Ford’s Bruno said the carmaker’s plant design includes plans for such safety features as double-walled tanks, dedicated piping to collect industrial wastewater, and special fencing to prevent soil run-off into the nearby Kalamazoo River.
Critics also balk at the involvement of a Chinese company in the project: Contemporary Amperex Technology Co Ltd. Ford has a license to use CATL’s technology in the plant along with services provided by the Chinese battery giant.
Bruno countered CATL’s involvement is “limited” and the plant is 100% Ford’s.
The sheer size of the project is also a sore point. A parcel of about 750 acres has been zoned for industrial development since the 1960s, and over the years, other manufacturers have looked at building a factory here. But as local economic development officials worked with Ford and other prospective investors, it became clear they needed a much bigger footprint. They added two adjacent parcels that added about 1,100 acres.
Only about 950 acres will be used by Ford, said Bruno, with a portion of that set aside as a conservation easement along the river. The rest has been earmarked by economic development officials for suppliers and other developments.
To be sure, residents often fight big developments that threaten to alter the character of their communities. In some cases, they win, as happened when New York City residents rebuffed Amazon Inc’s efforts to build a second headquarters in the city.
The more common outcome is delays, as local opponents mount legal challenges and throw up other roadblocks. In Marshall, residents petitioned to hold a referendum on the project, gathering over 800 signatures in a city of 6,800. That effort is stalled, however, after the town rejected the petition. Activists are now suing.

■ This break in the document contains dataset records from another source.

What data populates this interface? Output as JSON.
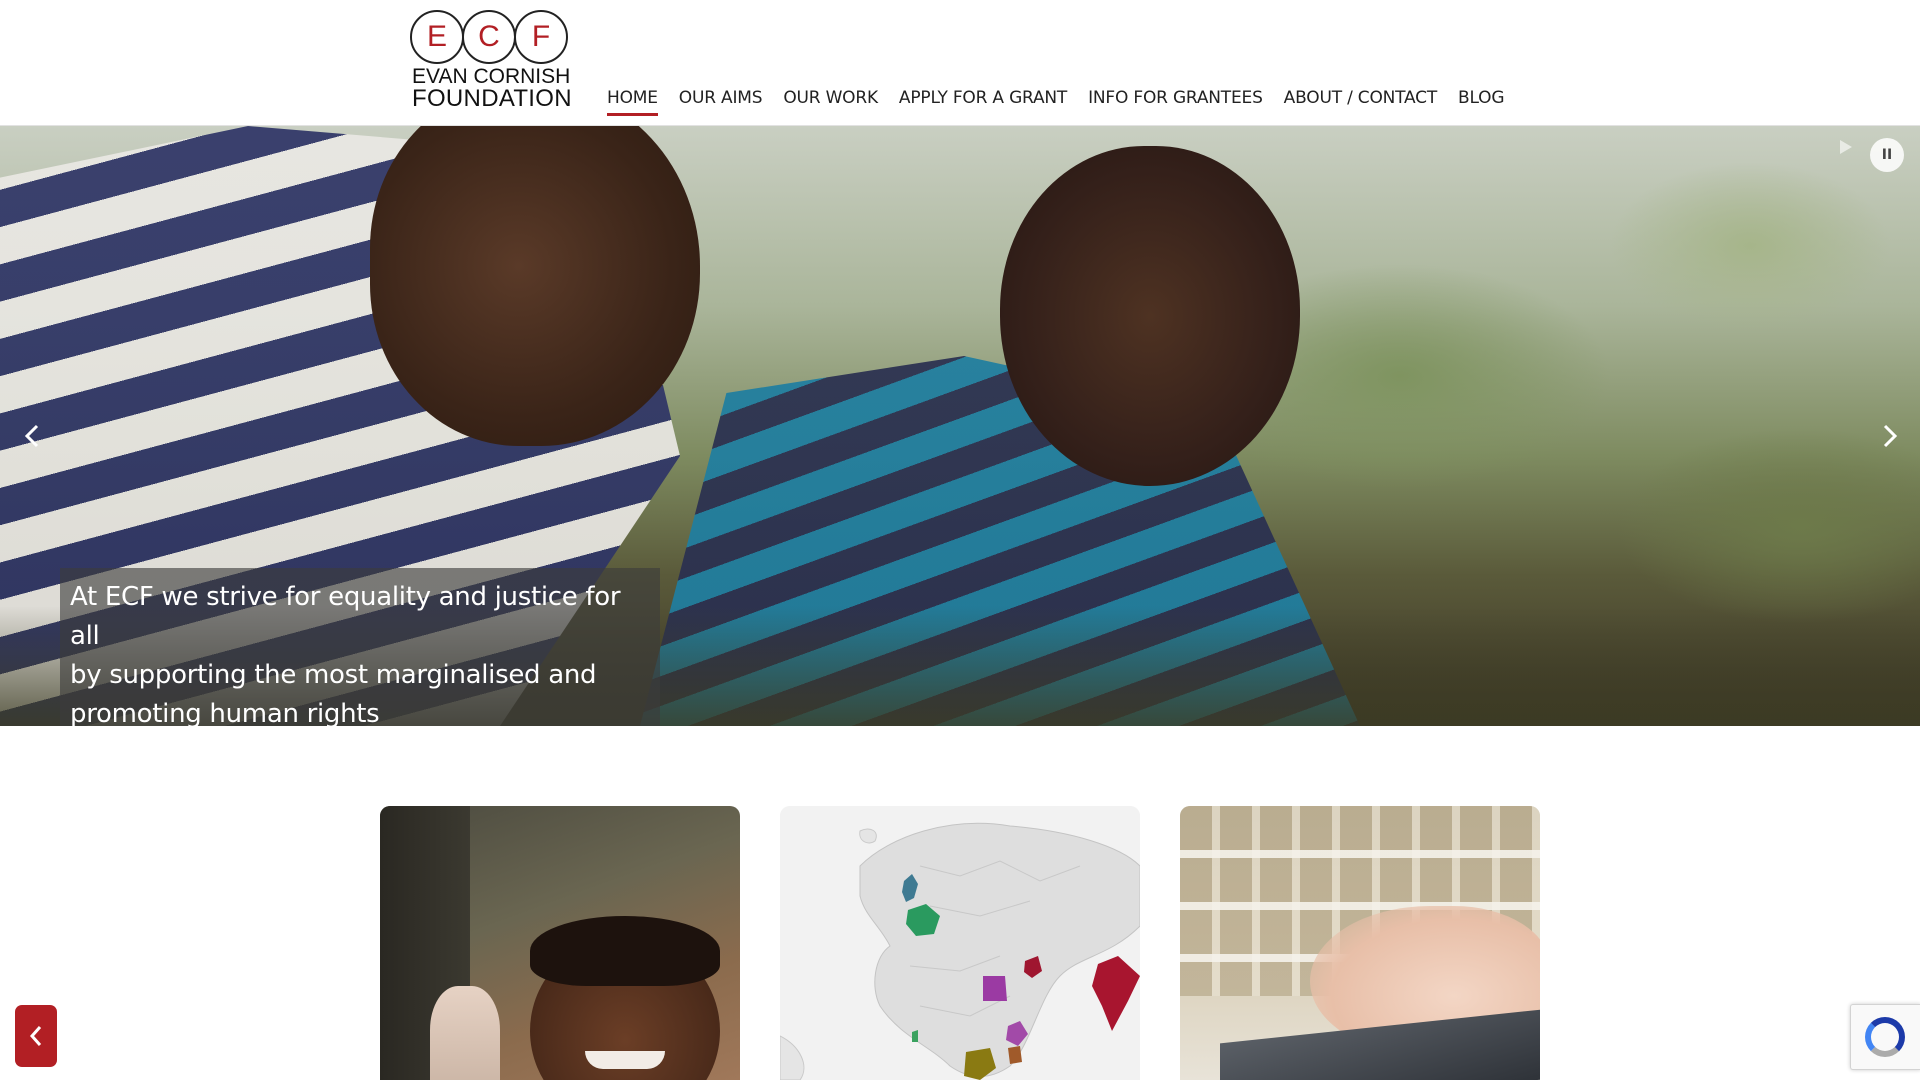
{
  "logo": {
    "letters": [
      "E",
      "C",
      "F"
    ],
    "line1": "EVAN CORNISH",
    "line2": "FOUNDATION"
  },
  "nav": {
    "items": [
      {
        "label": "HOME",
        "active": true
      },
      {
        "label": "OUR AIMS"
      },
      {
        "label": "OUR WORK"
      },
      {
        "label": "APPLY FOR A GRANT"
      },
      {
        "label": "INFO FOR GRANTEES"
      },
      {
        "label": "ABOUT / CONTACT"
      },
      {
        "label": "BLOG"
      }
    ]
  },
  "hero": {
    "caption_lines": [
      "At ECF we strive for equality and justice for all",
      "by supporting the most marginalised and",
      "promoting human rights"
    ],
    "prev_icon": "chevron-left-icon",
    "next_icon": "chevron-right-icon",
    "play_icon": "play-icon",
    "pause_icon": "pause-icon",
    "pause_glyph": "II"
  },
  "cards": [
    {
      "image": "smiling-girl-photo"
    },
    {
      "image": "world-map-grants"
    },
    {
      "image": "typing-laptop-photo"
    }
  ],
  "map_colors": {
    "uk": "#3f7a92",
    "france": "#2a9a5f",
    "egypt": "#9b3aa3",
    "iraq": "#9f1630",
    "india": "#a8152f",
    "kenya": "#a24aa8",
    "tanzania": "#a05a2a",
    "drc": "#8a7a12",
    "ghana": "#3aa25f"
  },
  "floating": {
    "back_glyph": "‹",
    "back_icon": "chevron-left-icon"
  },
  "colors": {
    "brand": "#b21f24"
  }
}
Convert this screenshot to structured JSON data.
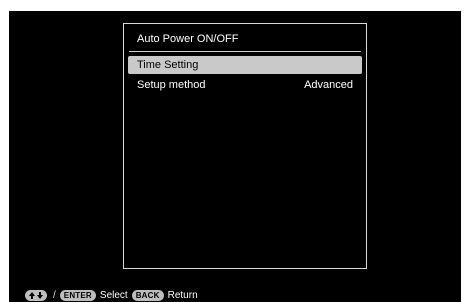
{
  "menu": {
    "title": "Auto Power ON/OFF",
    "items": [
      {
        "label": "Time Setting",
        "value": "",
        "selected": true
      },
      {
        "label": "Setup method",
        "value": "Advanced",
        "selected": false
      }
    ]
  },
  "footer": {
    "nav_icon": "up-down-arrows-icon",
    "enter_label": "ENTER",
    "select_label": "Select",
    "back_label": "BACK",
    "return_label": "Return"
  },
  "colors": {
    "background": "#000000",
    "highlight": "#c9c9c9",
    "text": "#ffffff"
  }
}
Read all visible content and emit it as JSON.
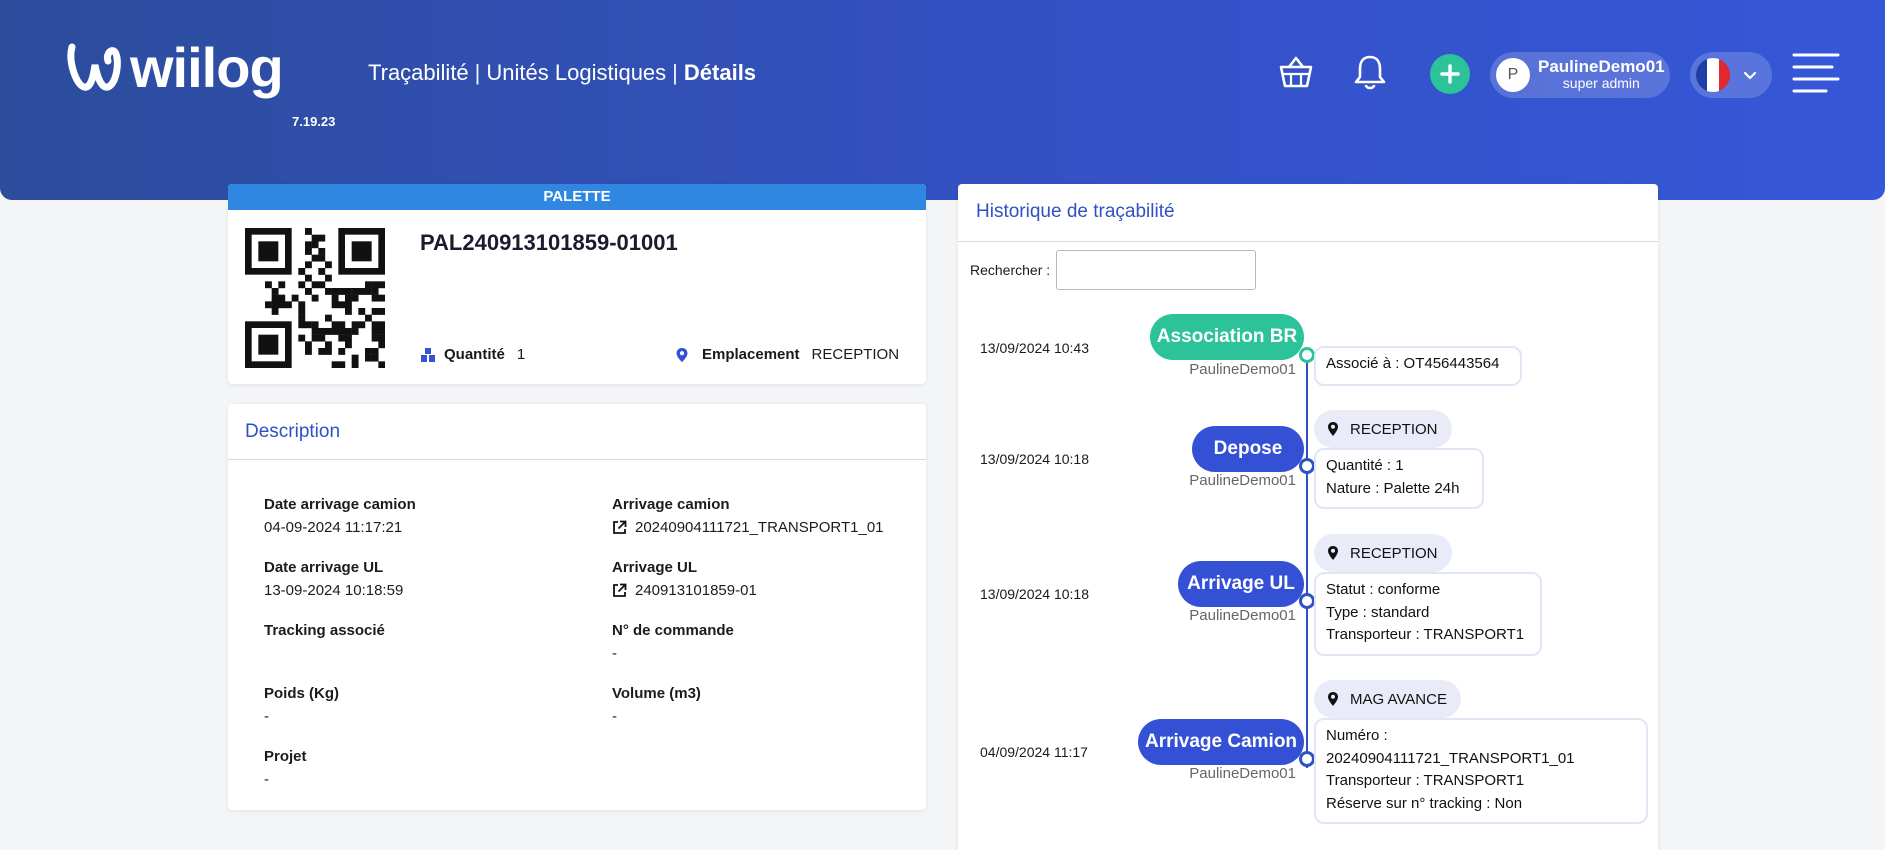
{
  "header": {
    "logo_text": "wiilog",
    "version": "7.19.23",
    "breadcrumb": [
      "Traçabilité",
      "Unités Logistiques",
      "Détails"
    ],
    "breadcrumb_sep": "|",
    "icons": [
      "basket-icon",
      "bell-icon",
      "plus-icon",
      "chevron-down-icon",
      "hamburger-menu-icon"
    ],
    "user": {
      "initial": "P",
      "name": "PaulineDemo01",
      "role": "super admin"
    },
    "language_flag": "fr",
    "colors": {
      "header_start": "#2c4d9c",
      "header_end": "#3557d8",
      "add_button": "#2cc39b"
    }
  },
  "palette": {
    "header": "PALETTE",
    "code": "PAL240913101859-01001",
    "quantity_label": "Quantité",
    "quantity_value": "1",
    "location_label": "Emplacement",
    "location_value": "RECEPTION"
  },
  "description": {
    "title": "Description",
    "items": [
      {
        "label": "Date arrivage camion",
        "value": "04-09-2024 11:17:21"
      },
      {
        "label": "Arrivage camion",
        "value": "20240904111721_TRANSPORT1_01",
        "link": true
      },
      {
        "label": "Date arrivage UL",
        "value": "13-09-2024 10:18:59"
      },
      {
        "label": "Arrivage UL",
        "value": "240913101859-01",
        "link": true
      },
      {
        "label": "Tracking associé",
        "value": ""
      },
      {
        "label": "N° de commande",
        "value": "-"
      },
      {
        "label": "Poids (Kg)",
        "value": "-"
      },
      {
        "label": "Volume (m3)",
        "value": "-"
      },
      {
        "label": "Projet",
        "value": "-"
      }
    ]
  },
  "history": {
    "title": "Historique de traçabilité",
    "search_label": "Rechercher :",
    "search_value": "",
    "events": [
      {
        "date": "13/09/2024 10:43",
        "label": "Association BR",
        "color": "#2cc39b",
        "user": "PaulineDemo01",
        "location": "",
        "details": [
          "Associé à : OT456443564"
        ]
      },
      {
        "date": "13/09/2024 10:18",
        "label": "Depose",
        "color": "#3451d6",
        "user": "PaulineDemo01",
        "location": "RECEPTION",
        "details": [
          "Quantité : 1",
          "Nature : Palette 24h"
        ]
      },
      {
        "date": "13/09/2024 10:18",
        "label": "Arrivage UL",
        "color": "#3451d6",
        "user": "PaulineDemo01",
        "location": "RECEPTION",
        "details": [
          "Statut : conforme",
          "Type : standard",
          "Transporteur : TRANSPORT1"
        ]
      },
      {
        "date": "04/09/2024 11:17",
        "label": "Arrivage Camion",
        "color": "#3451d6",
        "user": "PaulineDemo01",
        "location": "MAG AVANCE",
        "details": [
          "Numéro :",
          "20240904111721_TRANSPORT1_01",
          "Transporteur : TRANSPORT1",
          "Réserve sur n° tracking : Non"
        ]
      }
    ]
  }
}
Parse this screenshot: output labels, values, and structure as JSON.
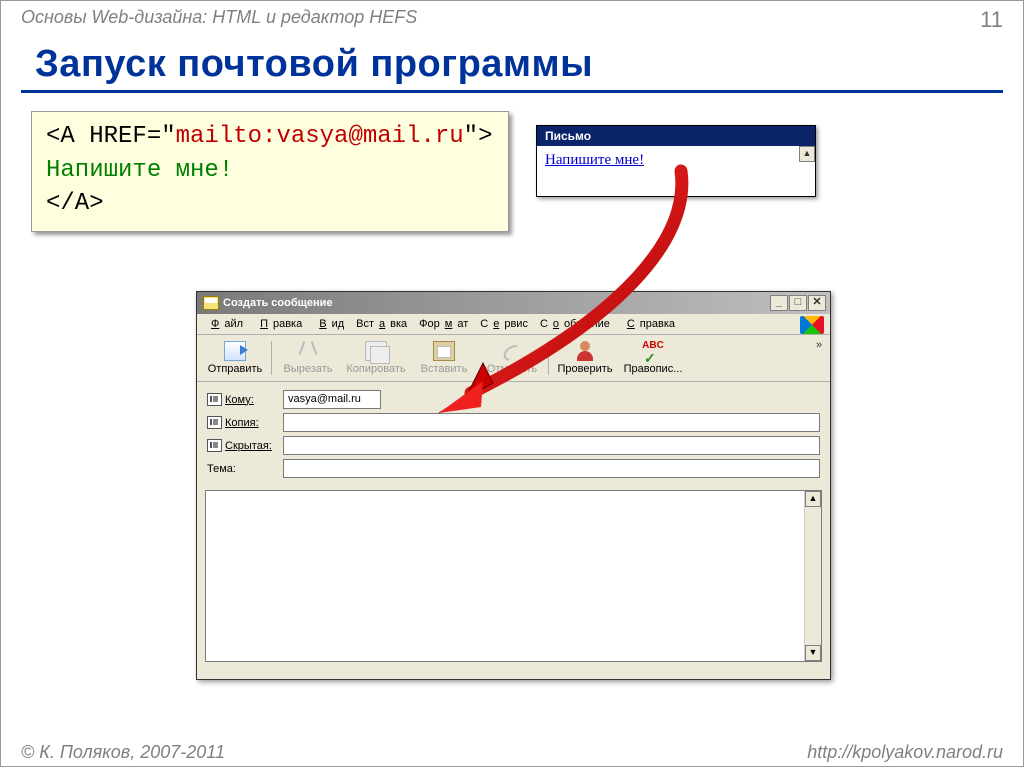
{
  "header": {
    "subject": "Основы Web-дизайна: HTML и редактор HEFS",
    "page": "11"
  },
  "title": "Запуск почтовой программы",
  "code": {
    "line1a": "<A HREF=\"",
    "line1b": "mailto:vasya@mail.ru",
    "line1c": "\">",
    "line2": "Напишите мне!",
    "line3": "</A>"
  },
  "preview": {
    "title": "Письмо",
    "link": "Напишите мне!"
  },
  "compose": {
    "title": "Создать сообщение",
    "menu": [
      "Файл",
      "Правка",
      "Вид",
      "Вставка",
      "Формат",
      "Сервис",
      "Сообщение",
      "Справка"
    ],
    "toolbar": {
      "send": "Отправить",
      "cut": "Вырезать",
      "copy": "Копировать",
      "paste": "Вставить",
      "undo": "Отменить",
      "check": "Проверить",
      "spell": "Правопис..."
    },
    "fields": {
      "to_label": "Кому:",
      "to_value": "vasya@mail.ru",
      "cc_label": "Копия:",
      "bcc_label": "Скрытая:",
      "subj_label": "Тема:"
    }
  },
  "footer": {
    "copyright": "© К. Поляков, 2007-2011",
    "url": "http://kpolyakov.narod.ru"
  }
}
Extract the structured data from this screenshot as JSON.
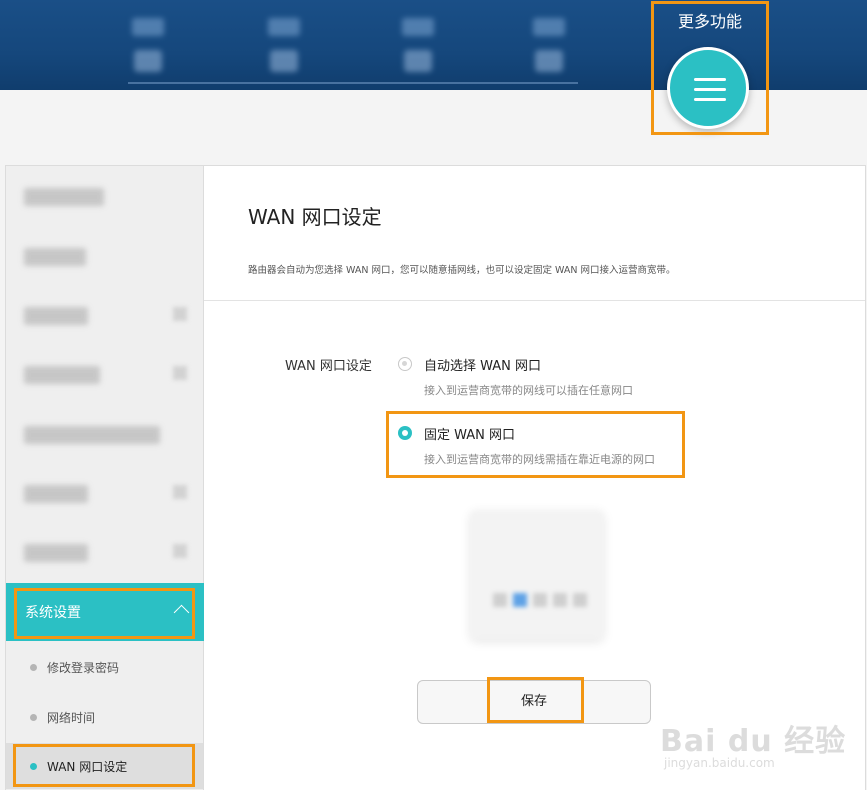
{
  "header": {
    "more_features_label": "更多功能"
  },
  "sidebar": {
    "active_group": {
      "label": "系统设置"
    },
    "sub_items": [
      {
        "label": "修改登录密码"
      },
      {
        "label": "网络时间"
      },
      {
        "label": "WAN 网口设定",
        "active": true
      }
    ]
  },
  "panel": {
    "title": "WAN 网口设定",
    "description": "路由器会自动为您选择 WAN 网口，您可以随意插网线，也可以设定固定 WAN 网口接入运营商宽带。",
    "field_label": "WAN 网口设定",
    "options": [
      {
        "label": "自动选择 WAN 网口",
        "desc": "接入到运营商宽带的网线可以插在任意网口",
        "selected": false
      },
      {
        "label": "固定 WAN 网口",
        "desc": "接入到运营商宽带的网线需插在靠近电源的网口",
        "selected": true
      }
    ],
    "save_label": "保存"
  },
  "watermark": {
    "brand": "Bai du 经验",
    "url": "jingyan.baidu.com"
  },
  "colors": {
    "accent": "#2bc0c4",
    "header": "#15477c",
    "highlight": "#f29613"
  }
}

James Durian, CEO of the Marshall Area Economic Development Alliance, which has spearheaded the development, said he understands that some residents were startled by the project’s size and the speed at which it came together. But he contends that was necessary to land Ford.
Durian said he understands the concerns about the Chinese involvement in the project. The U.S. has an adversarial relationship with China, but he said it has gotten “a little weird and paranoid.”
Sue Damron, owner of Schuler’s Restaurant and Pub in downtown Marshall, supports the project. She believes factory workers will move to Marshall to work for Ford. “The people coming to work for Ford have spouses and children,” she said. “They will give me an employee base to add to my small business.”
But Chapman, the toolmaker, remains skeptical. His house sits across the street from the Ford site, known as BlueOval Battery Park, and he’s been approached about selling his house to the developers. But he doesn’t want to move.
Meanwhile, he sees a looming labor problem. The jobless rate in surrounding Calhoun County is 4.6% – above the national jobless rate of 3.6% – but still low by historical standards. He notes that the factory he works at, in nearby Battle Creek, has struggled to find skilled workers.
“I’m in the industry. I see it,” he said, adding that his company has even recruited workers from Mexico to fill positions. “It’s just weird, there’s not a supply of workers.”